Reaffirming its commitment to writing and undergraduate education, the College of Arts and Sciences has commissioned a faculty task force to re-evaluate the College Writing Program and will be conducting a national search next year for a new program director.
The task force, which was assembled to re-evaluate the Writing Program, passed several recommendations: increased faculty involvement, a single framework for the program with classes ranging in size from 12 to 14 students and a mandatory instructional course for writing professors.
Faculty task force chairman David Williams, a Psychology professor, said the goal was to evaluate writing at the University and determine the most efficient way to carry out the program.
"The writing program should foster a `culture of writing' throughout the College, and in order to do that faculty involvement is essential," Williams said. "Writing should be taught in a disciplined-based manner."
College of Arts and Sciences Dean Richard Beeman has endorsed the recommendations.
"The most important goal of our efforts is to improve our writing requirement," Beeman said. "I have not found it to be the case that every student walks away from their course with a positive experience. It is difficult balancing teaching about writing and teaching literature in one class. It is demanding in the best of circumstances."
In addition to increasing faculty involvement and training, a national search will be conducted next year for a new director to replace Michael Gamer. Gamer, an English professor, has agreed to hold the position for this academic year and is chairing the search committee to find his replacement.
In the past, the program director has a part-time position filled by a Penn faculty member. Beeman said that the program now demands a full-time leader.
"We are hopeful that we can attract a terrific person to this position," Beeman said. "The field of writing has changed a great deal in the past decade, and there is lots of talent in that field, which was not the case a decade ago."
Under the current program, one third of the courses are part of Writing Across the University, and the other courses are run by the English Department. Over the next year, the College of Arts and Sciences will take over the program.
"The first thing we have to do is integrate these two components into on uniform system," Beeman said. "The quality of instruction should be equal to that of any other regular course."
Williams, who is also the chairman of the College Committee on Undergraduate Education, said that the lack of faculty involvement and experience combined with the problematic structure of the program negatively affects the emphasis that should be placed on writing at Penn.
"It is uneven in its execution, and it does not have a clearly articulated philosophy," Williams noted. "The College does not make a clear statement from the faculty perspective of how it values writing and writing instruction."

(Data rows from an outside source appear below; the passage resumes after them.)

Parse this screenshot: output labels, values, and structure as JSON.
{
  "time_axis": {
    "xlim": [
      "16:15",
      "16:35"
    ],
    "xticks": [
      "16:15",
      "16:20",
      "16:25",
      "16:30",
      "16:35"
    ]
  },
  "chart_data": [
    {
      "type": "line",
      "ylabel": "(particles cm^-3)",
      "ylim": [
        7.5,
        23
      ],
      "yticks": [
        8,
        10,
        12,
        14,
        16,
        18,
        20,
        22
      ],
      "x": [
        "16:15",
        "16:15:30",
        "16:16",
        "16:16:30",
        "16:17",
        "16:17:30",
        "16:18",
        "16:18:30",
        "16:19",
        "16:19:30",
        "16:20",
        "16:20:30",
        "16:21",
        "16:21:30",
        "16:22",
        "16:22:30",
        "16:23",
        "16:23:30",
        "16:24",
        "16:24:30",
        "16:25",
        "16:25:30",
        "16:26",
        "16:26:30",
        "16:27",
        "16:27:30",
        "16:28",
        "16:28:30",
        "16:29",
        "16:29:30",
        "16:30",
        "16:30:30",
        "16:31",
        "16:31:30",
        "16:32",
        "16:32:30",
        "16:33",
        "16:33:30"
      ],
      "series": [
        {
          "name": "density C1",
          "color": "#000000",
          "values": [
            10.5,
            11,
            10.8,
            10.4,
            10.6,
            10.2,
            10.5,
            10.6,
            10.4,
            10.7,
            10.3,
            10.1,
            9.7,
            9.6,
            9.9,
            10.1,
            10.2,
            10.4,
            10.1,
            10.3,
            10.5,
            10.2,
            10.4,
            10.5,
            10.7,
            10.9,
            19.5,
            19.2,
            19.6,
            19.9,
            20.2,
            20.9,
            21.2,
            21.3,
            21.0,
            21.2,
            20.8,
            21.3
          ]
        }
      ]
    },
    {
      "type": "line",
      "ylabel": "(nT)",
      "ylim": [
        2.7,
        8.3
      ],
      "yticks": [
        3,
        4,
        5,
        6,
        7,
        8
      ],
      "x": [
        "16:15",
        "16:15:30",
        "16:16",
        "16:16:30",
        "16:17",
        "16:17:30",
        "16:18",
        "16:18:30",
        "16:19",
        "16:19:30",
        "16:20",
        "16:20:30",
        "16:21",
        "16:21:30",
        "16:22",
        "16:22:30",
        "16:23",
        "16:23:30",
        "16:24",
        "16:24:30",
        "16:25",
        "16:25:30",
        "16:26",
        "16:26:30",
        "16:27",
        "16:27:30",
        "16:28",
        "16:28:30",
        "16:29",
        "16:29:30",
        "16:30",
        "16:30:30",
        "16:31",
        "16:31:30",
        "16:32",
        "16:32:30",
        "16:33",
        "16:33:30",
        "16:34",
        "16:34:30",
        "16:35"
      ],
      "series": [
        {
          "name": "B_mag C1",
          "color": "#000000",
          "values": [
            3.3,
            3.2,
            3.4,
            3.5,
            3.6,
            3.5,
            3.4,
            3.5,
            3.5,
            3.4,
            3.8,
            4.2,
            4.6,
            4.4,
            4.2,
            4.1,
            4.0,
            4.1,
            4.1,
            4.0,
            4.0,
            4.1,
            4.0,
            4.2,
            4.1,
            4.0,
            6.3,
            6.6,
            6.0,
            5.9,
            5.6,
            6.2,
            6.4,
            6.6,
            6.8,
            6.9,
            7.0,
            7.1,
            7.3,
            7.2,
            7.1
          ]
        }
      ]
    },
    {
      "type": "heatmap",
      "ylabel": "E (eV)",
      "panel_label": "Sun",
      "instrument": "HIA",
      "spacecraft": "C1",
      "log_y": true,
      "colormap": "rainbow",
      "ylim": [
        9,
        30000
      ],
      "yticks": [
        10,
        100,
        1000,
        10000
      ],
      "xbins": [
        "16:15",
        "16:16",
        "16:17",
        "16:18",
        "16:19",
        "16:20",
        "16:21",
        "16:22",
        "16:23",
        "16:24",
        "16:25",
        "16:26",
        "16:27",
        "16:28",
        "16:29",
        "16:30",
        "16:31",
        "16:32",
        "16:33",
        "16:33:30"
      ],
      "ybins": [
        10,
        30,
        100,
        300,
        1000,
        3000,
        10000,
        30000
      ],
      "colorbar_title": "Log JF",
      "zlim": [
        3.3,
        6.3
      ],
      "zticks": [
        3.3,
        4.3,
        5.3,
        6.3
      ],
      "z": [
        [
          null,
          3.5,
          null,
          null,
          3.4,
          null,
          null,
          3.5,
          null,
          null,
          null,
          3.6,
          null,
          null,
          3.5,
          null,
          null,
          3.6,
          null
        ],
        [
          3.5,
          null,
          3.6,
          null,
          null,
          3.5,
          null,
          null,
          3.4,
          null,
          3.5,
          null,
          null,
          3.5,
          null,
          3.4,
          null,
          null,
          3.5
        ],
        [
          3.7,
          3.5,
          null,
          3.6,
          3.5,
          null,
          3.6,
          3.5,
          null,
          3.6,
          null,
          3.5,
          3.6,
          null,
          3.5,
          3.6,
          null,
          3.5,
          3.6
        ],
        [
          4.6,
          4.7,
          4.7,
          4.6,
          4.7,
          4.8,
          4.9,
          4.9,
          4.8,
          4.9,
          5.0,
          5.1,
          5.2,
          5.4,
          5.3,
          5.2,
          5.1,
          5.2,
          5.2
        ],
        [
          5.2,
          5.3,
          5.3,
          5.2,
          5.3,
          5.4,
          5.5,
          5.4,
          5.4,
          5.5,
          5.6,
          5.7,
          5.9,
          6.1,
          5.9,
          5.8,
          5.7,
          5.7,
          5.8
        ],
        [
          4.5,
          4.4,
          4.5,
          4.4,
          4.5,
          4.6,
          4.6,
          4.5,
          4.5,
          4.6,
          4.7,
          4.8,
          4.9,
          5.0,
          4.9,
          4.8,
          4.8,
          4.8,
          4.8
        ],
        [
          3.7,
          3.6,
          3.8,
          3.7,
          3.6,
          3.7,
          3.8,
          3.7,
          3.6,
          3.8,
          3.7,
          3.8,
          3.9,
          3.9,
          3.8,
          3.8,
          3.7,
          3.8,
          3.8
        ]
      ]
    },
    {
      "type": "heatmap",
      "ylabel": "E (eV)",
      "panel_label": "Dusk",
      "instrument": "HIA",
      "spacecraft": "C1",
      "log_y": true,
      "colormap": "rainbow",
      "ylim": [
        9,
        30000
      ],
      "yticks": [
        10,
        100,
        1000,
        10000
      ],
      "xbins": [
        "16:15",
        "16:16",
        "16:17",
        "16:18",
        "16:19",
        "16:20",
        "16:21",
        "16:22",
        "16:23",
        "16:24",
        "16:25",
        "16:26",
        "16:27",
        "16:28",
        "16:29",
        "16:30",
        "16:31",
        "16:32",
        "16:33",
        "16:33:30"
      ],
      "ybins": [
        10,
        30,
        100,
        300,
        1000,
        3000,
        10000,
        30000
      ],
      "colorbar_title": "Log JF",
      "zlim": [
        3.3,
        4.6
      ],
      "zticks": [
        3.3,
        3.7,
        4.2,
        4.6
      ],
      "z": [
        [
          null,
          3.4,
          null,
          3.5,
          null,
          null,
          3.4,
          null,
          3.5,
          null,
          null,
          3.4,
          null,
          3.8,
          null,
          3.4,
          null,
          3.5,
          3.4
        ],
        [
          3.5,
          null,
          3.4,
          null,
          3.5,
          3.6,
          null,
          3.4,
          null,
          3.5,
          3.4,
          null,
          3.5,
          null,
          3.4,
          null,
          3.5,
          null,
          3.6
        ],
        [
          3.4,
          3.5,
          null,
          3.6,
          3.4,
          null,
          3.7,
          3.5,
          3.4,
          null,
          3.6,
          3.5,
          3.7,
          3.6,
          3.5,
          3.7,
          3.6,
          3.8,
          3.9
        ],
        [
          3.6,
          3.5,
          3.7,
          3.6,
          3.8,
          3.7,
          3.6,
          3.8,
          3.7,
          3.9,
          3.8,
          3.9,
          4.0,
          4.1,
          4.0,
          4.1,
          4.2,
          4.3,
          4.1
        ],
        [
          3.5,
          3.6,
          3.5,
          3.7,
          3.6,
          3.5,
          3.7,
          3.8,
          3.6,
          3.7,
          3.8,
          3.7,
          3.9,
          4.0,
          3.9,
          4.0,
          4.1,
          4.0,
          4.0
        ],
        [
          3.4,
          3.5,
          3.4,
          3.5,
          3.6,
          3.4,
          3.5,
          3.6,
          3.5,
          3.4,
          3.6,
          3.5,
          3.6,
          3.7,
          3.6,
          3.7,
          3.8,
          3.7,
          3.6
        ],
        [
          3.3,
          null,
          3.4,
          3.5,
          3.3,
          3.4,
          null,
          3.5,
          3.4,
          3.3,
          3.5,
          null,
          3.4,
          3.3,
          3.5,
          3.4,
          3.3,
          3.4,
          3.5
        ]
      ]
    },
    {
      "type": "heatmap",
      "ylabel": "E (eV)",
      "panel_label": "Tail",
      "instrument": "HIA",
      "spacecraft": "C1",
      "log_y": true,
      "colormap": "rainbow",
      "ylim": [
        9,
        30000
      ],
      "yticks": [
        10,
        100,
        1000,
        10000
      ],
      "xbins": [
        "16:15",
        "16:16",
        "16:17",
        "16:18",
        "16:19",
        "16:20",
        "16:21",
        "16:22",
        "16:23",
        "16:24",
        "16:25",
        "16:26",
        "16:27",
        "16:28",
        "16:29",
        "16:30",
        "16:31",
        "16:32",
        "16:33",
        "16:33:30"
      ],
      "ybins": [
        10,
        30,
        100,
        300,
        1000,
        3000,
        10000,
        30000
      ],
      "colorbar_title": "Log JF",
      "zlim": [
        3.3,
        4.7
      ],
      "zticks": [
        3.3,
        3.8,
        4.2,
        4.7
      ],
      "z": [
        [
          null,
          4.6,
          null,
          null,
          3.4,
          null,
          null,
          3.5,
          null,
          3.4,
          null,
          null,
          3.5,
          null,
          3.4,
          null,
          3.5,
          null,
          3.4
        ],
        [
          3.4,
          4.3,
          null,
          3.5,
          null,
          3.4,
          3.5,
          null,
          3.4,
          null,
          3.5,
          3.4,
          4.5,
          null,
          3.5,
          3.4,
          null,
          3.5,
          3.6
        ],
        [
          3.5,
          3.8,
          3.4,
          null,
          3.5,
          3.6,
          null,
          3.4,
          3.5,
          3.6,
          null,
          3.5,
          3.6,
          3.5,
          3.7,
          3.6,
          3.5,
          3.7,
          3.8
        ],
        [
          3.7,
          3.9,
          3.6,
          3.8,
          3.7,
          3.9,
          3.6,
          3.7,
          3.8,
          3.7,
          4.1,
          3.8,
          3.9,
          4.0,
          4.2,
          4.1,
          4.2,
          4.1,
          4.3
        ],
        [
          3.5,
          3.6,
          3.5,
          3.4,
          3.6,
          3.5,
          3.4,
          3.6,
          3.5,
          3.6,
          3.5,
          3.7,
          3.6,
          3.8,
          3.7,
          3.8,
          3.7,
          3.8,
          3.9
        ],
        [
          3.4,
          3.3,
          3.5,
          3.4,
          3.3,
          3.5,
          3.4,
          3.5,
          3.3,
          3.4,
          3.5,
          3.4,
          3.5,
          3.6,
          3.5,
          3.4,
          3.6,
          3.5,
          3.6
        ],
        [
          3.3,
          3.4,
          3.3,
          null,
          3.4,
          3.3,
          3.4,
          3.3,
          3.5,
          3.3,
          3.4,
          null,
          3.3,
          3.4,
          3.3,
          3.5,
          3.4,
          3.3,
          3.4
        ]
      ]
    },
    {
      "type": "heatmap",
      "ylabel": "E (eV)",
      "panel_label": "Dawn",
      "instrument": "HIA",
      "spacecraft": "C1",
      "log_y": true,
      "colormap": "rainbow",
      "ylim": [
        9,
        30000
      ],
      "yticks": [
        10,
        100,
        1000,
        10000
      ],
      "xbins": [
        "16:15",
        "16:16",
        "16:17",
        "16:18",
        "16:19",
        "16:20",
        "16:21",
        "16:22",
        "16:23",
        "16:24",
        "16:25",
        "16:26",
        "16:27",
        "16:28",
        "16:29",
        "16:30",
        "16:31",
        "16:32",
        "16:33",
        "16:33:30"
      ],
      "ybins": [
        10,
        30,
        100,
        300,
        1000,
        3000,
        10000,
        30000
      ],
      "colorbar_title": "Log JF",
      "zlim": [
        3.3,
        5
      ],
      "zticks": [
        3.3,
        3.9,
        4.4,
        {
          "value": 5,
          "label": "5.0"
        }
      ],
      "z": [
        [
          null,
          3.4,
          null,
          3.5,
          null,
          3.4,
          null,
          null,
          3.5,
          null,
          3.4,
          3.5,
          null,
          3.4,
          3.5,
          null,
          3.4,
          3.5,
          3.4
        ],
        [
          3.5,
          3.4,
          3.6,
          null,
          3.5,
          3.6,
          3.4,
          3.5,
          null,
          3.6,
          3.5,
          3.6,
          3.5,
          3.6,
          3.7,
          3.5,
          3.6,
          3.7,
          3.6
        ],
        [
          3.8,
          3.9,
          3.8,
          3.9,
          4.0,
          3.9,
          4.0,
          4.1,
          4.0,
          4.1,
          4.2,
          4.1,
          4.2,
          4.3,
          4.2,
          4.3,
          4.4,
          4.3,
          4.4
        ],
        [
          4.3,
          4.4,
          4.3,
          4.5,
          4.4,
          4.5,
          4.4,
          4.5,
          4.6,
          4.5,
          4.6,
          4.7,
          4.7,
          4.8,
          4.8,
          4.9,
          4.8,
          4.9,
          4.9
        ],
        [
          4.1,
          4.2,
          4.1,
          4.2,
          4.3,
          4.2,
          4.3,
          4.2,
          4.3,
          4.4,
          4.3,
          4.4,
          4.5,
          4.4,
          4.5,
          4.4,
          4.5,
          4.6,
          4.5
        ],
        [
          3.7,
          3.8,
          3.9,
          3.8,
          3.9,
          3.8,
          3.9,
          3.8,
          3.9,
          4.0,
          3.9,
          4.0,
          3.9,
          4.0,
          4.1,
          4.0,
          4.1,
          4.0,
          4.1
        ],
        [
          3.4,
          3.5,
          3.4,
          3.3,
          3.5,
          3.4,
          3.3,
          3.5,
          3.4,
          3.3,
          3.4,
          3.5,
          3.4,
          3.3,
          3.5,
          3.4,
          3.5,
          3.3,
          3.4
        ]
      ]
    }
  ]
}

And Beeman noted that instructor quality, as well as course quality, impacts the students.
"We are working on improving the quality of teaching.... I want [instructors] to have something in their background that makes them qualified enough to teach these classes," Beeman said. "I do not want to see any longer instructors only teaching these courses for the first time."
Writing Across the University Director Deborah Burnham also noted some problems with the program that need to be repaired.
"We need more instructors, more consistent training and a wider variety of courses outside of literature," Burnham said.